La Chine ne se limite pas à observer Neuralink et Elon Musk. Elle veut s’imposer comme un acteur majeur dans le domaine des interfaces cerveau‑ordinateur (ICO).
La Chine, déjà en avance dans le domaine de l’IA et de la robotique humanoïde, concentre désormais ses recherches sur les interfaces cerveau‑ordinateur. Maintenant, elle concentre ses ressources et ses recherches sur un nouveau domaine : les interfaces cerveau‑ordinateur.

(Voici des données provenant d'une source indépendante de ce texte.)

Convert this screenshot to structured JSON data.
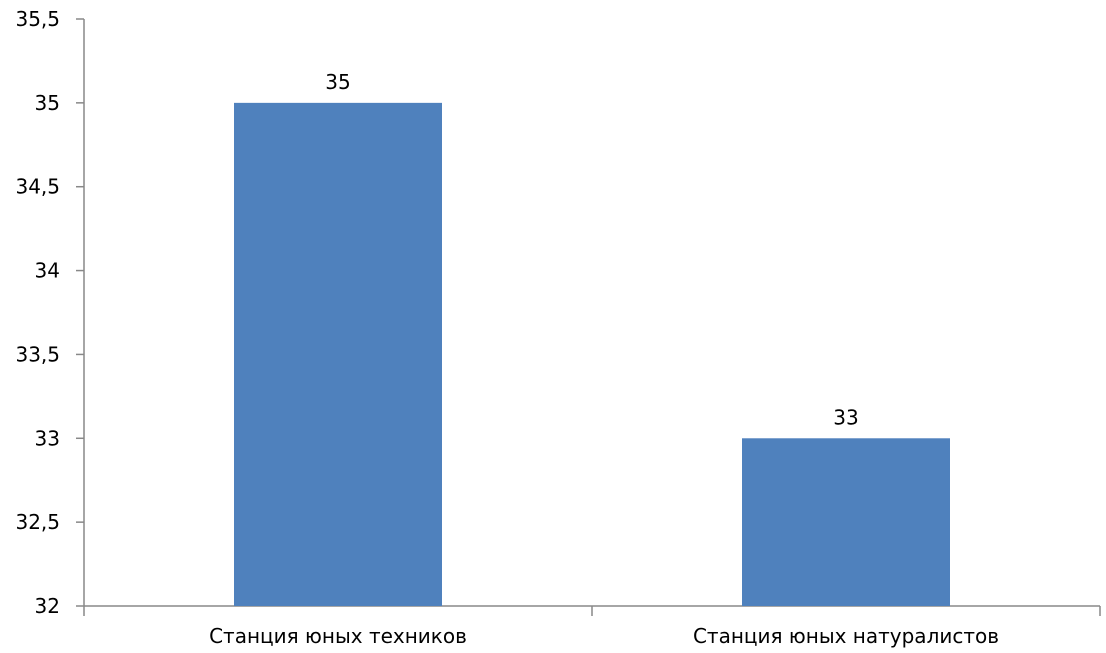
{
  "chart_data": {
    "type": "bar",
    "title": "",
    "xlabel": "",
    "ylabel": "",
    "categories": [
      "Станция юных техников",
      "Станция юных натуралистов"
    ],
    "values": [
      35,
      33
    ],
    "data_labels": [
      "35",
      "33"
    ],
    "ylim": [
      32,
      35.5
    ],
    "yticks": [
      32,
      32.5,
      33,
      33.5,
      34,
      34.5,
      35,
      35.5
    ],
    "ytick_labels": [
      "32",
      "32,5",
      "33",
      "33,5",
      "34",
      "34,5",
      "35",
      "35,5"
    ],
    "grid": false,
    "legend": "none",
    "colors": {
      "bar": "#4F81BD",
      "axis": "#888888",
      "text": "#000000"
    }
  }
}
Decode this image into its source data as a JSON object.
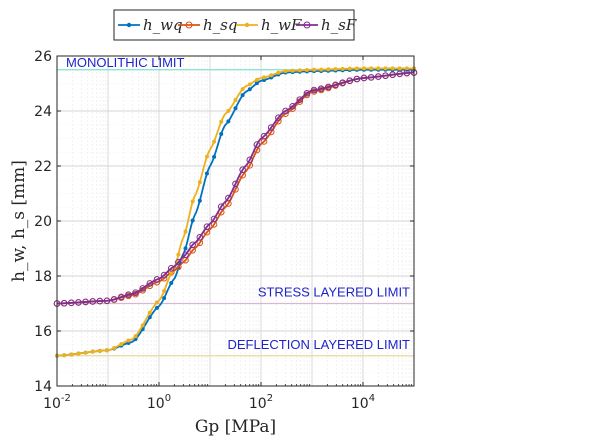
{
  "chart_data": {
    "type": "line",
    "x_scale": "log",
    "xlim": [
      0.01,
      100000
    ],
    "ylim": [
      14,
      26
    ],
    "x_ticks": [
      0.01,
      1,
      100,
      10000
    ],
    "x_tick_labels": [
      {
        "base": "10",
        "exp": "-2"
      },
      {
        "base": "10",
        "exp": "0"
      },
      {
        "base": "10",
        "exp": "2"
      },
      {
        "base": "10",
        "exp": "4"
      }
    ],
    "y_ticks": [
      14,
      16,
      18,
      20,
      22,
      24,
      26
    ],
    "y_tick_labels": [
      "14",
      "16",
      "18",
      "20",
      "22",
      "24",
      "26"
    ],
    "xlabel": "Gp [MPa]",
    "ylabel": "h_w, h_s [mm]",
    "grid": true,
    "legend_placement": "top-outside",
    "series": [
      {
        "name": "h_wq",
        "color": "#0072BD",
        "marker": "dot",
        "x": [
          0.01,
          0.1,
          0.3,
          1,
          2,
          3,
          5,
          10,
          20,
          50,
          100,
          300,
          1000,
          10000,
          100000
        ],
        "y": [
          15.1,
          15.3,
          15.6,
          16.9,
          17.9,
          18.8,
          20.2,
          22.0,
          23.5,
          24.7,
          25.1,
          25.4,
          25.45,
          25.5,
          25.5
        ]
      },
      {
        "name": "h_sq",
        "color": "#D95319",
        "marker": "circle",
        "x": [
          0.01,
          0.1,
          0.3,
          1,
          2,
          3,
          5,
          10,
          20,
          50,
          100,
          300,
          1000,
          10000,
          100000
        ],
        "y": [
          17.0,
          17.1,
          17.3,
          17.8,
          18.2,
          18.5,
          19.0,
          19.7,
          20.5,
          21.8,
          22.8,
          23.9,
          24.7,
          25.2,
          25.4
        ]
      },
      {
        "name": "h_wF",
        "color": "#EDB120",
        "marker": "dot",
        "x": [
          0.01,
          0.1,
          0.3,
          1,
          2,
          3,
          5,
          10,
          20,
          50,
          100,
          300,
          1000,
          10000,
          100000
        ],
        "y": [
          15.1,
          15.3,
          15.7,
          17.1,
          18.3,
          19.4,
          20.9,
          22.6,
          23.9,
          24.9,
          25.2,
          25.45,
          25.5,
          25.55,
          25.55
        ]
      },
      {
        "name": "h_sF",
        "color": "#7E2F8E",
        "marker": "circle",
        "x": [
          0.01,
          0.1,
          0.3,
          1,
          2,
          3,
          5,
          10,
          20,
          50,
          100,
          300,
          1000,
          10000,
          100000
        ],
        "y": [
          17.0,
          17.1,
          17.35,
          17.9,
          18.35,
          18.7,
          19.2,
          19.9,
          20.7,
          22.0,
          23.0,
          24.0,
          24.75,
          25.2,
          25.4
        ]
      }
    ],
    "reference_lines": [
      {
        "label": "MONOLITHIC LIMIT",
        "y": 25.5,
        "color": "#7fe0d0"
      },
      {
        "label": "STRESS LAYERED LIMIT",
        "y": 17.0,
        "color": "#d8b8d0"
      },
      {
        "label": "DEFLECTION LAYERED LIMIT",
        "y": 15.1,
        "color": "#e6dc9a"
      }
    ]
  }
}
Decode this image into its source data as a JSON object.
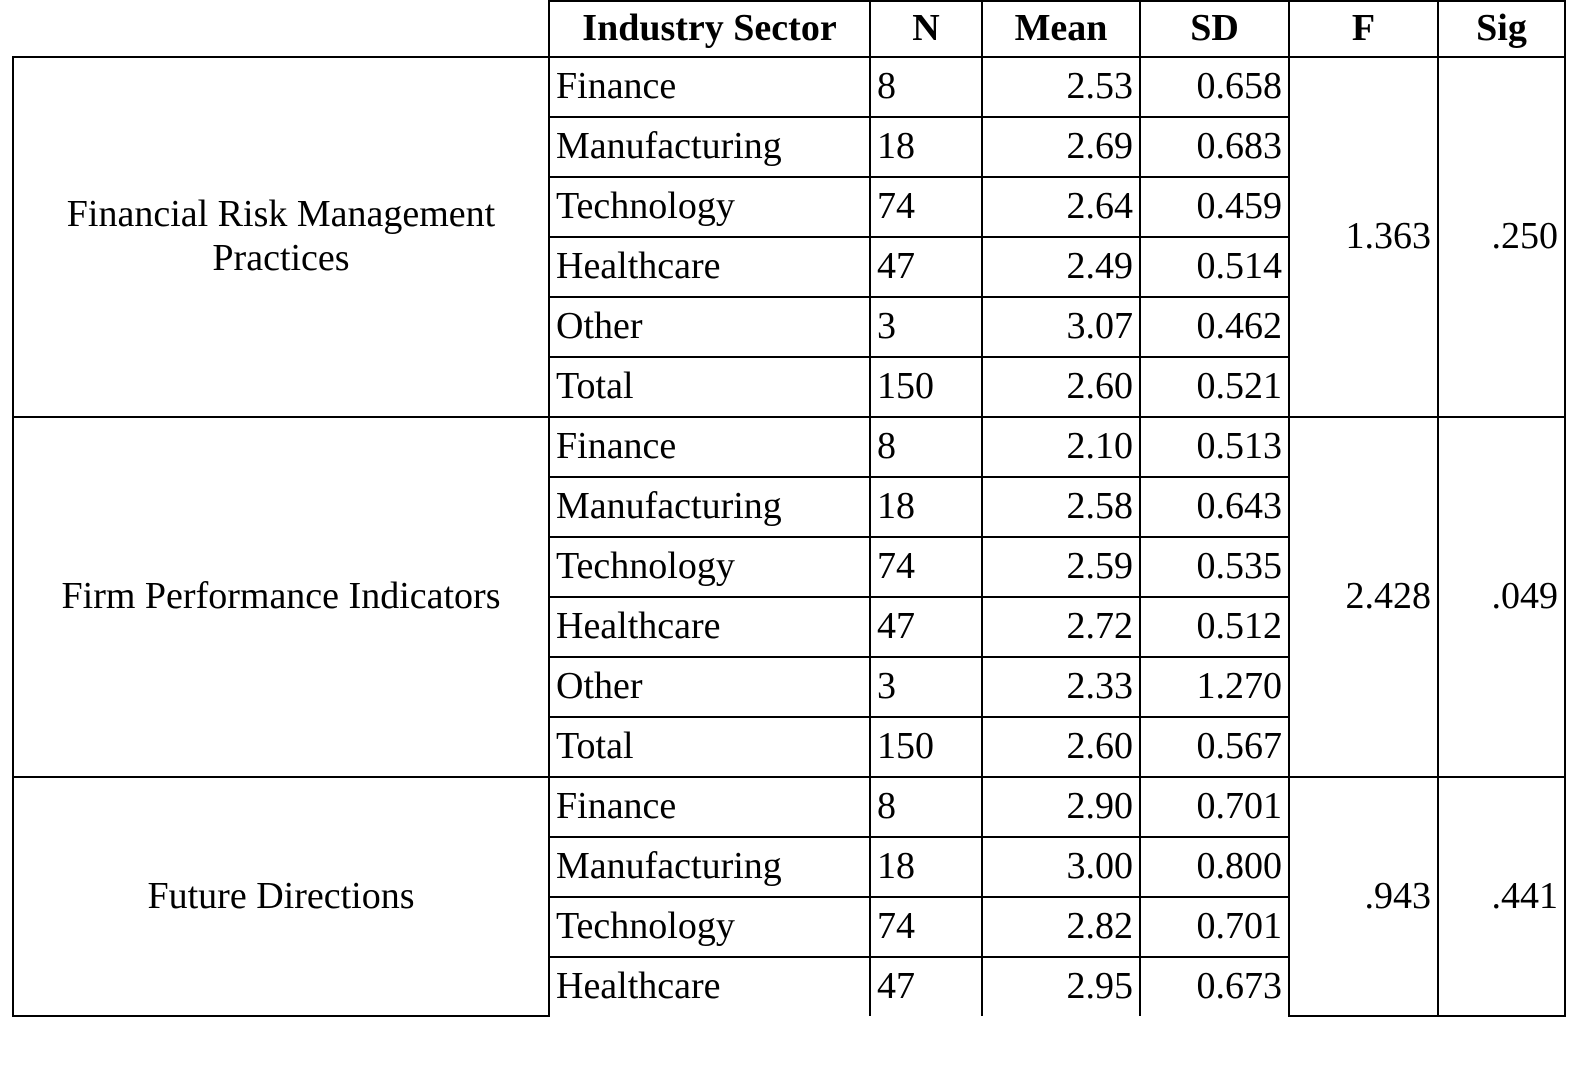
{
  "headers": {
    "variable": "",
    "sector": "Industry Sector",
    "n": "N",
    "mean": "Mean",
    "sd": "SD",
    "f": "F",
    "sig": "Sig"
  },
  "groups": [
    {
      "variable": "Financial Risk Management Practices",
      "f": "1.363",
      "sig": ".250",
      "rows": [
        {
          "sector": "Finance",
          "n": "8",
          "mean": "2.53",
          "sd": "0.658"
        },
        {
          "sector": "Manufacturing",
          "n": "18",
          "mean": "2.69",
          "sd": "0.683"
        },
        {
          "sector": "Technology",
          "n": "74",
          "mean": "2.64",
          "sd": "0.459"
        },
        {
          "sector": "Healthcare",
          "n": "47",
          "mean": "2.49",
          "sd": "0.514"
        },
        {
          "sector": "Other",
          "n": "3",
          "mean": "3.07",
          "sd": "0.462"
        },
        {
          "sector": "Total",
          "n": "150",
          "mean": "2.60",
          "sd": "0.521"
        }
      ]
    },
    {
      "variable": "Firm Performance Indicators",
      "f": "2.428",
      "sig": ".049",
      "rows": [
        {
          "sector": "Finance",
          "n": "8",
          "mean": "2.10",
          "sd": "0.513"
        },
        {
          "sector": "Manufacturing",
          "n": "18",
          "mean": "2.58",
          "sd": "0.643"
        },
        {
          "sector": "Technology",
          "n": "74",
          "mean": "2.59",
          "sd": "0.535"
        },
        {
          "sector": "Healthcare",
          "n": "47",
          "mean": "2.72",
          "sd": "0.512"
        },
        {
          "sector": "Other",
          "n": "3",
          "mean": "2.33",
          "sd": "1.270"
        },
        {
          "sector": "Total",
          "n": "150",
          "mean": "2.60",
          "sd": "0.567"
        }
      ]
    },
    {
      "variable": "Future Directions",
      "f": ".943",
      "sig": ".441",
      "rows": [
        {
          "sector": "Finance",
          "n": "8",
          "mean": "2.90",
          "sd": "0.701"
        },
        {
          "sector": "Manufacturing",
          "n": "18",
          "mean": "3.00",
          "sd": "0.800"
        },
        {
          "sector": "Technology",
          "n": "74",
          "mean": "2.82",
          "sd": "0.701"
        },
        {
          "sector": "Healthcare",
          "n": "47",
          "mean": "2.95",
          "sd": "0.673"
        }
      ]
    }
  ]
}
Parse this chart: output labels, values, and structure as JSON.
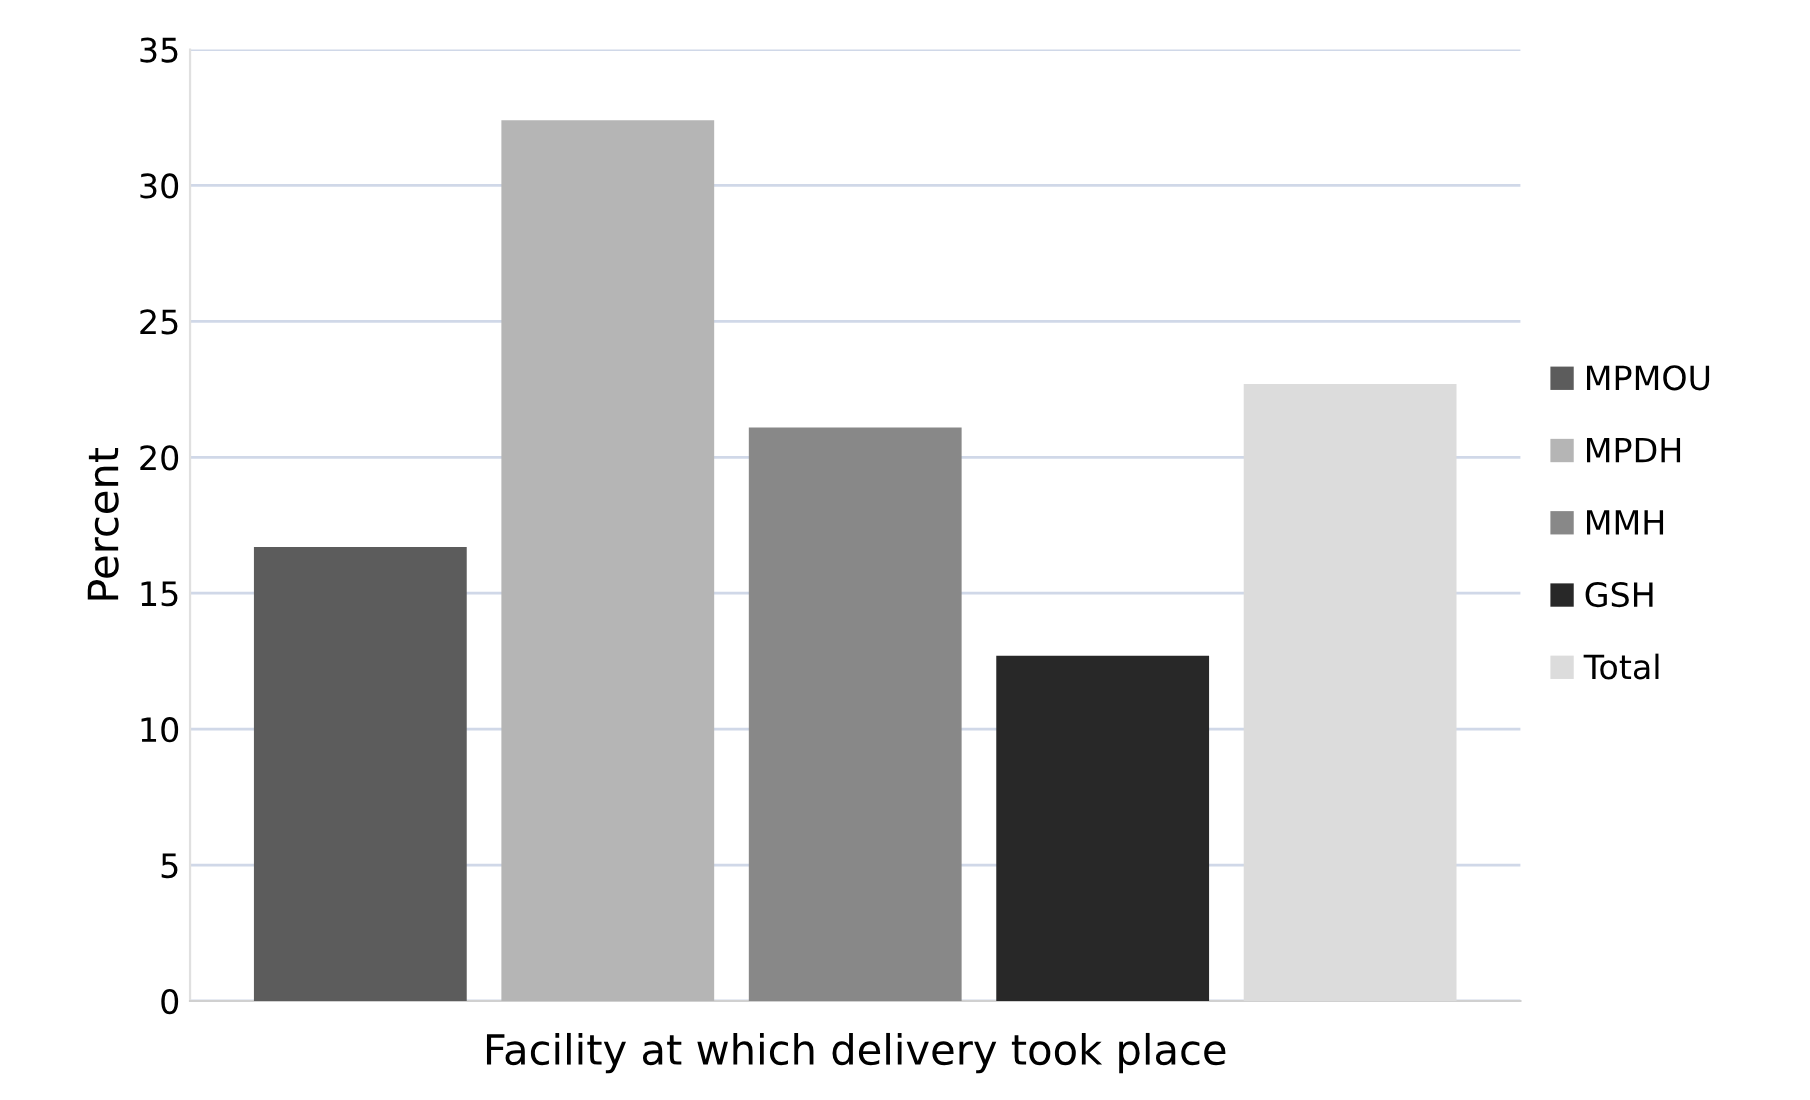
{
  "chart_data": {
    "type": "bar",
    "xlabel": "Facility at which delivery took place",
    "ylabel": "Percent",
    "categories": [
      null
    ],
    "series": [
      {
        "name": "MPMOU",
        "color": "#5c5c5c",
        "values": [
          16.7
        ]
      },
      {
        "name": "MPDH",
        "color": "#b5b5b5",
        "values": [
          32.4
        ]
      },
      {
        "name": "MMH",
        "color": "#888888",
        "values": [
          21.1
        ]
      },
      {
        "name": "GSH",
        "color": "#282828",
        "values": [
          12.7
        ]
      },
      {
        "name": "Total",
        "color": "#dcdcdc",
        "values": [
          22.7
        ]
      }
    ],
    "ylim": [
      0,
      35
    ],
    "yticks": [
      0,
      5,
      10,
      15,
      20,
      25,
      30,
      35
    ],
    "grid": "y",
    "legend": "right"
  }
}
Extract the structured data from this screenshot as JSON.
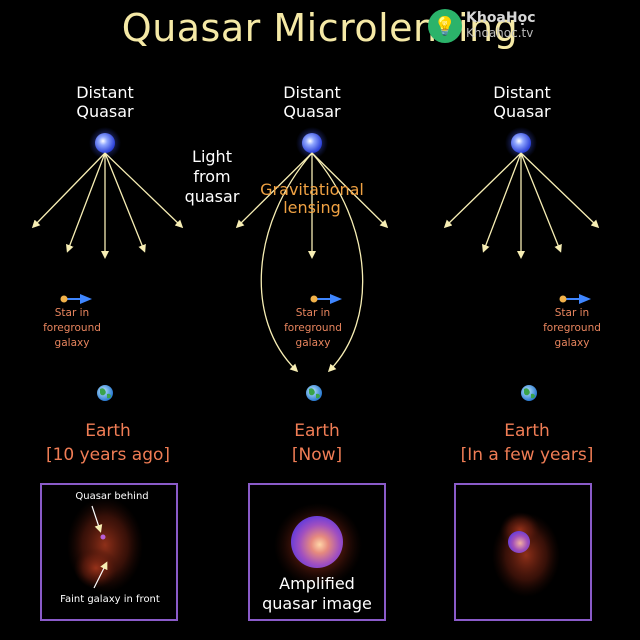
{
  "title": "Quasar Microlensing",
  "watermark": {
    "site": "KhoaHọc",
    "domain": "Khoahoc.tv",
    "icon": "bulb-icon"
  },
  "columns": [
    {
      "header_line1": "Distant",
      "header_line2": "Quasar",
      "star_label_lines": [
        "Star in",
        "foreground",
        "galaxy"
      ],
      "earth_label": "Earth",
      "time_label": "[10 years ago]"
    },
    {
      "header_line1": "Distant",
      "header_line2": "Quasar",
      "star_label_lines": [
        "Star in",
        "foreground",
        "galaxy"
      ],
      "earth_label": "Earth",
      "time_label": "[Now]"
    },
    {
      "header_line1": "Distant",
      "header_line2": "Quasar",
      "star_label_lines": [
        "Star in",
        "foreground",
        "galaxy"
      ],
      "earth_label": "Earth",
      "time_label": "[In a few years]"
    }
  ],
  "light_label": [
    "Light",
    "from",
    "quasar"
  ],
  "lensing_label": [
    "Gravitational",
    "lensing"
  ],
  "panels": {
    "left": {
      "quasar_note": "Quasar behind",
      "galaxy_note": "Faint galaxy in front"
    },
    "middle": {
      "caption_line1": "Amplified",
      "caption_line2": "quasar image"
    }
  },
  "colors": {
    "title": "#f5e9a6",
    "arrow": "#f7eeb4",
    "orange_text": "#f07d55",
    "panel_border": "#8a5bc9",
    "quasar": "#4a6cff"
  }
}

Pour rappel, ces interfaces traduisent l’activité du cerveau en signaux exploitables par des machines. Ensuite, elles la transforment en instructions pour piloter des machines, des ordinateurs ou des prothèses. Cette innovation peut transformer la vie de personnes lourdement handicapées. Elle leur offre la possibilité de manipuler un bras robotisé, taper sur un écran ou contrôler un smartphone uniquement avec la pensée.
La Chine ne fait pas ces recherches de manière isolée ou privée. C’est une stratégie nationale, avec l’appui du gouvernement. Cela lui donne des moyens financiers, légaux et organisationnels importants pour réussir. L’objectif est de devenir le leader mondial des interfaces cerveau‑ordinateur avant 2030.
La Chine coordonne sept ministères pour développer ses interfaces cerveau‑ordinateur
Sept ministères travaillent ensemble en Chine pour piloter le développement de ces interfaces cerveau‑ordinateur. Le plan comporte 17 points importants. Ces étapes couvrent tout le processus : de la recherche scientifique initiale jusqu’à la production industrielle des dispositifs.
Les buts principaux de la chine sont de:
- Fabriquer des puces qui consomment peu d’énergie mais qui peuvent être implantées dans le cerveau,
- Créer des électrodes capables de capter les signaux cérébraux avec précision,
- Développer des programmes (algorithmes) capables d’interpréter ces signaux et de les traduire en commandes.
La Chine prévoit de fabriquer largement ces dispositifs, qu’ils soient invasifs ou non. En intégrant les régulateurs dès le départ, le pays accélère le passage du laboratoire au marché, un processus plus long et complexe aux États-Unis.
Il est bon de noter que la Chine dispose déjà d’entreprises dans le domaine des interfaces cerveau‑ordinateur (comme NeuroXess ou NeuCyber NeuroTech). Certaines entreprises chinoises ont déjà conçu des implants neuronaux et ont lancé des essais cliniques sur des patients. Quelques-uns ont pu contrôler ordinateurs et smartphones grâce à ces dispositifs.
Malgré la compétition avec les États-Unis, des entrepreneurs insistent pour que les besoins des patients restent prioritaires et plaident pour une coopération internationale.